G.I. Joe: Die Abrechnung – Kinostart um neun Monate verschoben

0

Ja seid ihr denn bekloppt? Die Anzugträger von Paramount und Hasbro, in Person von Brian Goldner, dem CEO von Hasbro, haben heute in einer offiziellen Stellungnahme die kurzfristige Verlegung des US-Kinostarts von G.I. Joe – Die Abrechnung verlautbaren lassen – um ganze neun Monate! (neuer Starttermin: 29. März 2013). Grund: eine nachträgliche 3D-Konvertierung, die einige Monate an Post-Production veranschlagen wird. Laut Goldner habe sich 3D unter Filmfans zuletzt immer größerer Beliebtheit erfreut, deshalb wolle man den Fans nun ein noch gewaltigeres Unterhaltungsprodukt anbieten.

Alles schien gut zu laufen für die Fortsetzung des Hits aus dem Jahre 2009, G.I. Joe – Geheimauftrag Cobra. Zwar war die Adaption der Spielzeugreihe von HASBRO hierzulande kein großer Erfolg (nur knapp über 400,000 Zuschauer fanden hier den Weg ins Kino), doch weltweit spielte er solide $302 Mio ein, was nach Hollywood-Standards durchaus eine Fortsetzng berechtigt. Da allerdings der erste Film profitabel, zugleich aber kein absoluter Überflieger war, entschied man sich dafür, viel frisches Blut für die Fortsetzung zu holen. Nur wenige der Stars des ersten Films sind wieder dabei – Channing Tatum als Duke (obwohl die Trailer schon vermuten lassen, dass seine Rolle hier kurz ausfallen wird), Ray Park als Snake Eyes und Lee Byung-Hun als Storm Shadow. Dafür wurden andere prominente Namen ans Bord geholt, allen voran Dwayne "The Rock" Johnson und Bruce Willis. Johnson hat bereits in Fast and Furious Five mitgewirkt und so einer bestehenden Franchise zu ungeahntem Erfolg verholfen. Auch in der Fortsetzung Die Reise zur geheimnisvollen Insel war er dabei und der Film fiel erfolgreicher als der erste aus. Es scheint als wäre Johnson ein Garant für erfolgreiche Sequels. Als Regie heuerte Paramount Jon M.  Chu an, der bislang nur für seine Arbeit an Tanzfilmen Step Up 2 the Streets, Step Up 3D und Justin Bieber: Never Say Never bekannt war.

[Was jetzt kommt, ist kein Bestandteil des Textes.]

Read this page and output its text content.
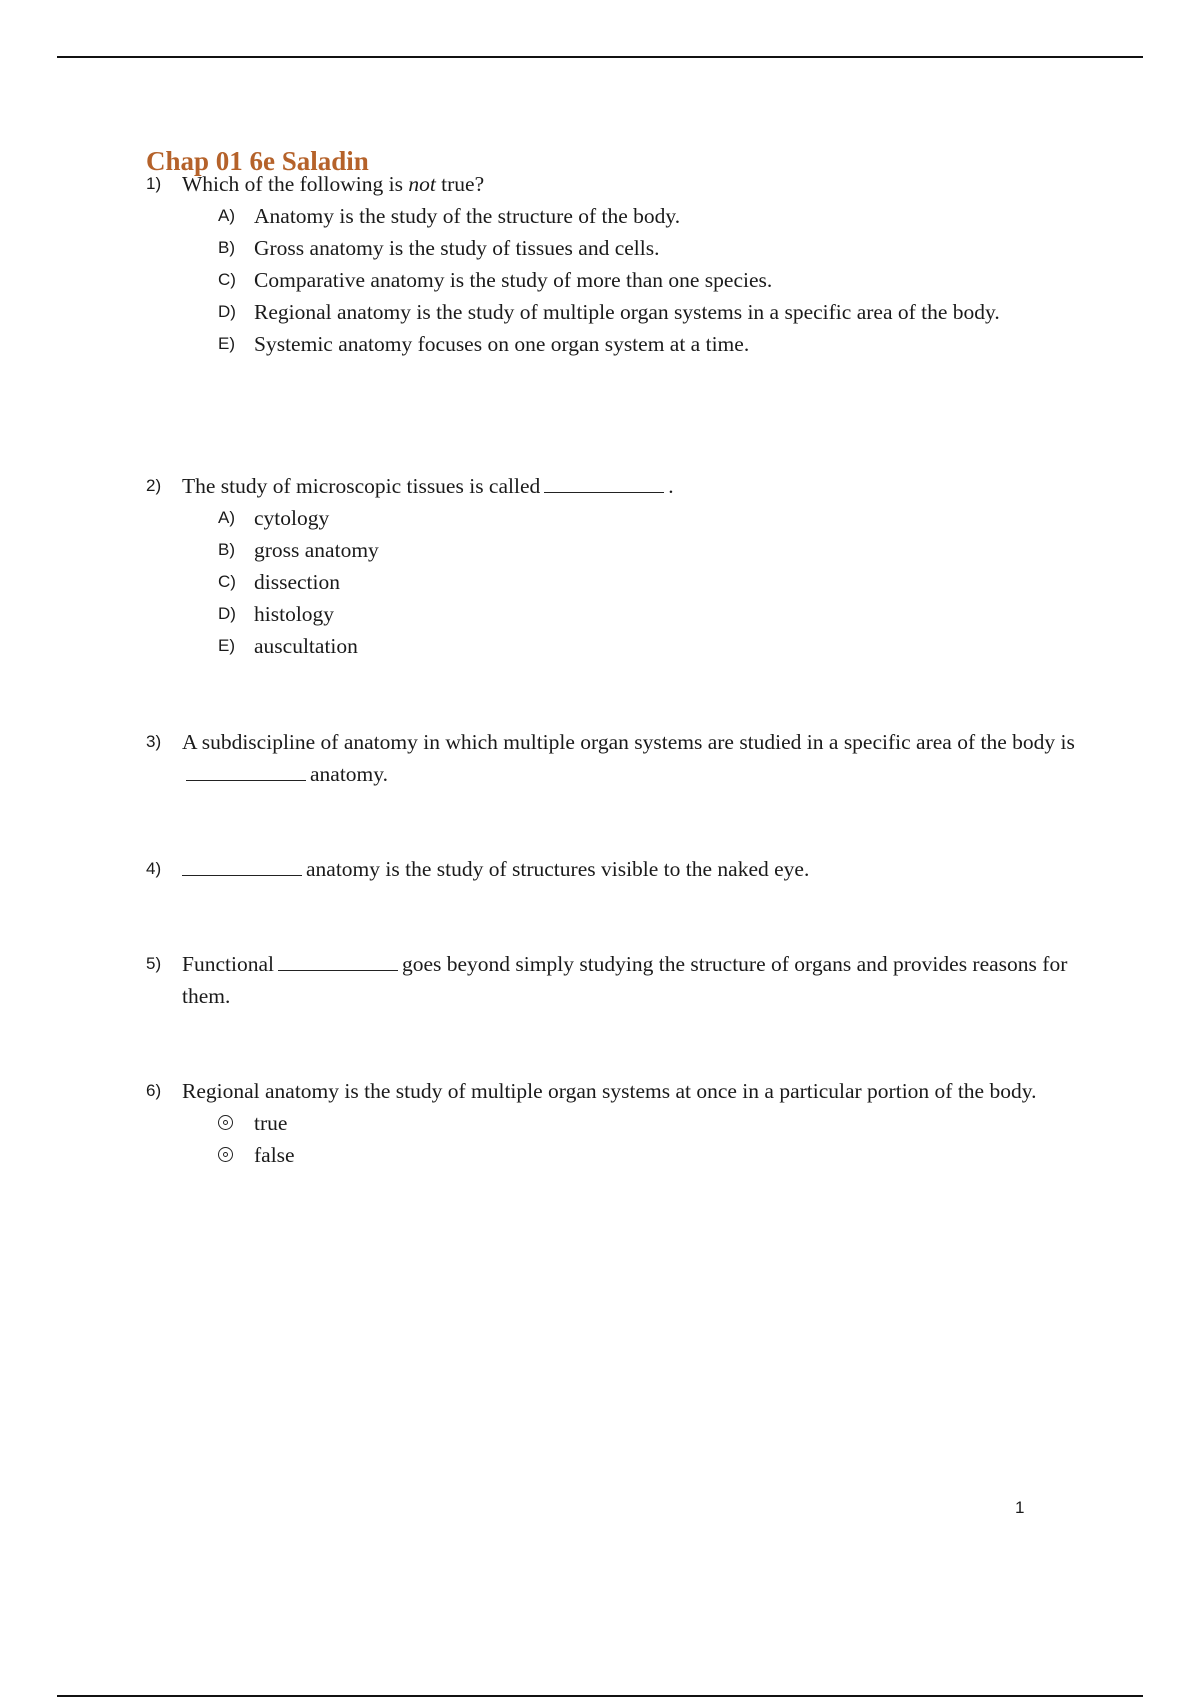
Chap 01 6e Saladin
1) Which of the following is not true?
A) Anatomy is the study of the structure of the body.
B) Gross anatomy is the study of tissues and cells.
C) Comparative anatomy is the study of more than one species.
D) Regional anatomy is the study of multiple organ systems in a specific area of the body.
E) Systemic anatomy focuses on one organ system at a time.
2) The study of microscopic tissues is called	.
A) cytology
B) gross anatomy
C) dissection
D) histology
E) auscultation
3) A subdiscipline of anatomy in which multiple organ systems are studied in a specific area of the body isanatomy.
4)	anatomy is the study of structures visible to the naked eye.
5) Functional	goes beyond simply studying the structure of organs and provides reasons for them.
6) Regional anatomy is the study of multiple organ systems at once in a particular portion of the body.
true
false
1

Mit neuer Besetzung und einer neuen Story sollte G.I. Joe – Die Abrechnung (OT: G.I. Joe – Retaliation) einer der großen Hits dieses Sommers werden.  In den USA sollte der Film am 29. Juni in die Kinos kommen, als deutscher Starttermin war der 19. Juli vorgesehen. Diverse Trailer und TV Spots wurden schon veröffentlicht.

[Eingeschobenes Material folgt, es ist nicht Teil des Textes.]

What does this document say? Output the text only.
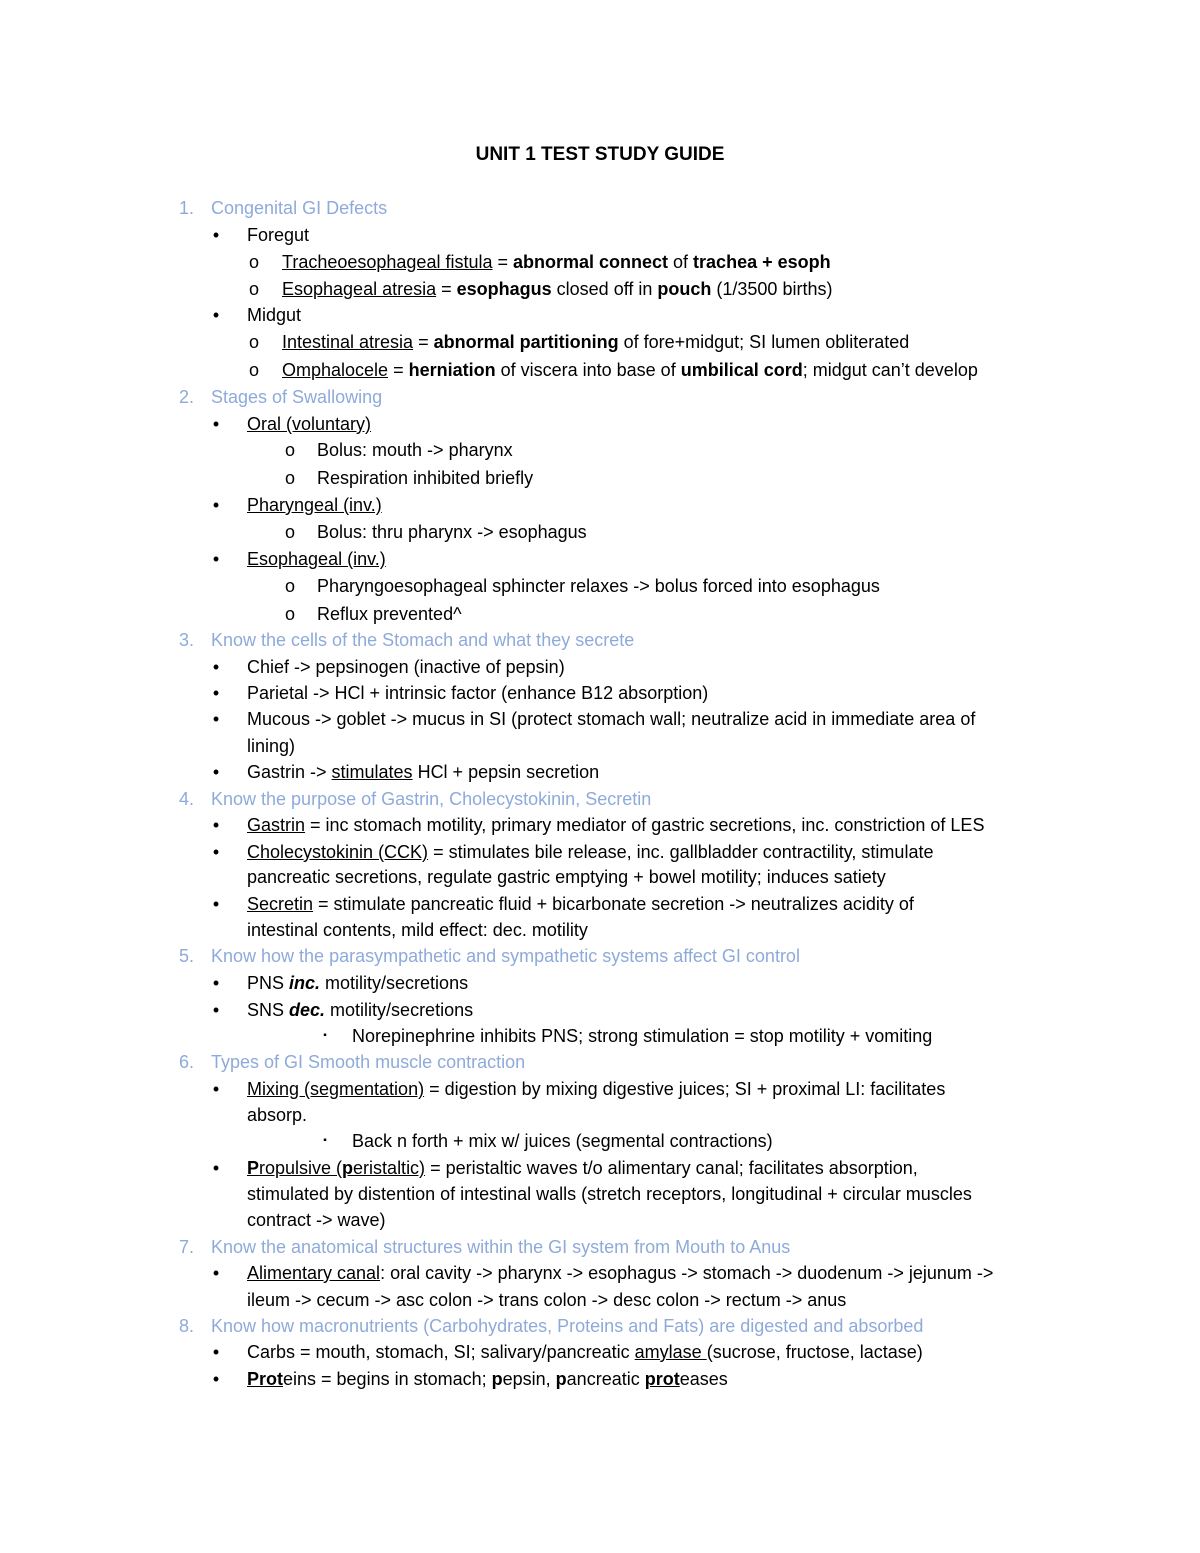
UNIT 1 TEST STUDY GUIDE
1. Congenital GI Defects
• Foregut
o Tracheoesophageal fistula = abnormal connect of trachea + esoph
o Esophageal atresia = esophagus closed off in pouch (1/3500 births)
• Midgut
o Intestinal atresia = abnormal partitioning of fore+midgut; SI lumen obliterated
o Omphalocele = herniation of viscera into base of umbilical cord; midgut can’t develop
2. Stages of Swallowing
• Oral (voluntary)
o Bolus: mouth -> pharynx
o Respiration inhibited briefly
• Pharyngeal (inv.)
o Bolus: thru pharynx -> esophagus
• Esophageal (inv.)
o Pharyngoesophageal sphincter relaxes -> bolus forced into esophagus
o Reflux prevented^
3. Know the cells of the Stomach and what they secrete
• Chief -> pepsinogen (inactive of pepsin)
• Parietal -> HCl + intrinsic factor (enhance B12 absorption)
• Mucous -> goblet -> mucus in SI (protect stomach wall; neutralize acid in immediate area of
lining)
• Gastrin -> stimulates HCl + pepsin secretion
4. Know the purpose of Gastrin, Cholecystokinin, Secretin
• Gastrin = inc stomach motility, primary mediator of gastric secretions, inc. constriction of LES
• Cholecystokinin (CCK) = stimulates bile release, inc. gallbladder contractility, stimulate
pancreatic secretions, regulate gastric emptying + bowel motility; induces satiety
• Secretin = stimulate pancreatic fluid + bicarbonate secretion -> neutralizes acidity of
intestinal contents, mild effect: dec. motility
5. Know how the parasympathetic and sympathetic systems affect GI control
• PNS inc. motility/secretions
• SNS dec. motility/secretions
▪	Norepinephrine inhibits PNS; strong stimulation = stop motility + vomiting
6. Types of GI Smooth muscle contraction
• Mixing (segmentation) = digestion by mixing digestive juices; SI + proximal LI: facilitates
absorp.
▪	Back n forth + mix w/ juices (segmental contractions)
• Propulsive (peristaltic) = peristaltic waves t/o alimentary canal; facilitates absorption,
stimulated by distention of intestinal walls (stretch receptors, longitudinal + circular muscles
contract -> wave)
7. Know the anatomical structures within the GI system from Mouth to Anus
• Alimentary canal: oral cavity -> pharynx -> esophagus -> stomach -> duodenum -> jejunum ->
ileum -> cecum -> asc colon -> trans colon -> desc colon -> rectum -> anus
8. Know how macronutrients (Carbohydrates, Proteins and Fats) are digested and absorbed
• Carbs = mouth, stomach, SI; salivary/pancreatic amylase (sucrose, fructose, lactase)
• Proteins = begins in stomach; pepsin, pancreatic proteases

Anscheinend hat Paramount/Hasbro zuletzt einige Entwicklungen verschlafen. Stöhnende und verärgerte Stimmen über schlecht nachkonvertierte 3D-Effekte, die an der Kinokasse einen dicken Aufschlag nach sich ziehen, häufen sich immer mehr.  Ein Blockbuster von solcher Größe wird außerdem fast nie nur knapp einen Monat vor Kinostart um einen so langen Zeitraum verschoben. Am ehesten ist dies noch mit Titanic vergleichbar. Das James Cameron Epos wurde einen Monat vor dem vorgesehen Kinostart im Juli 1997 nach Dezember verschoben. Wie man nun allzu gut weiß, hat sich das gelohnt. Sicherlich wird G.I. Joe 2 von dem 3D-Zuschlag in wachsenden Kinomärkten wie China und Russland stark profitieren. Auch hat The Hunger Games dieses Jahr eindrucksvoll bewiesen, dass auch in März große Blockbuster sich gut behaupten können. Die Zuschauer dürften jedoch trotzdem reichlich verwirrt sein. Die Marketing-Kampagne für den Film war bereits voll im Gange und muss nächstes Jahr erneut aufgerollt werden, was für Paramount mit Zusatzkosten verbunden sein wird. Ein klassisches Eigentor, ob Paramount da mal nicht abgestaft wird im nächsten Frühjahr.

Fürs nächste müssen wir Zuschauer uns mit den Filmbildern aus den Trailern begnügen.

https://youtu.be/MVgfPh2Mh5U

 

Von Daniel L./Arthur A.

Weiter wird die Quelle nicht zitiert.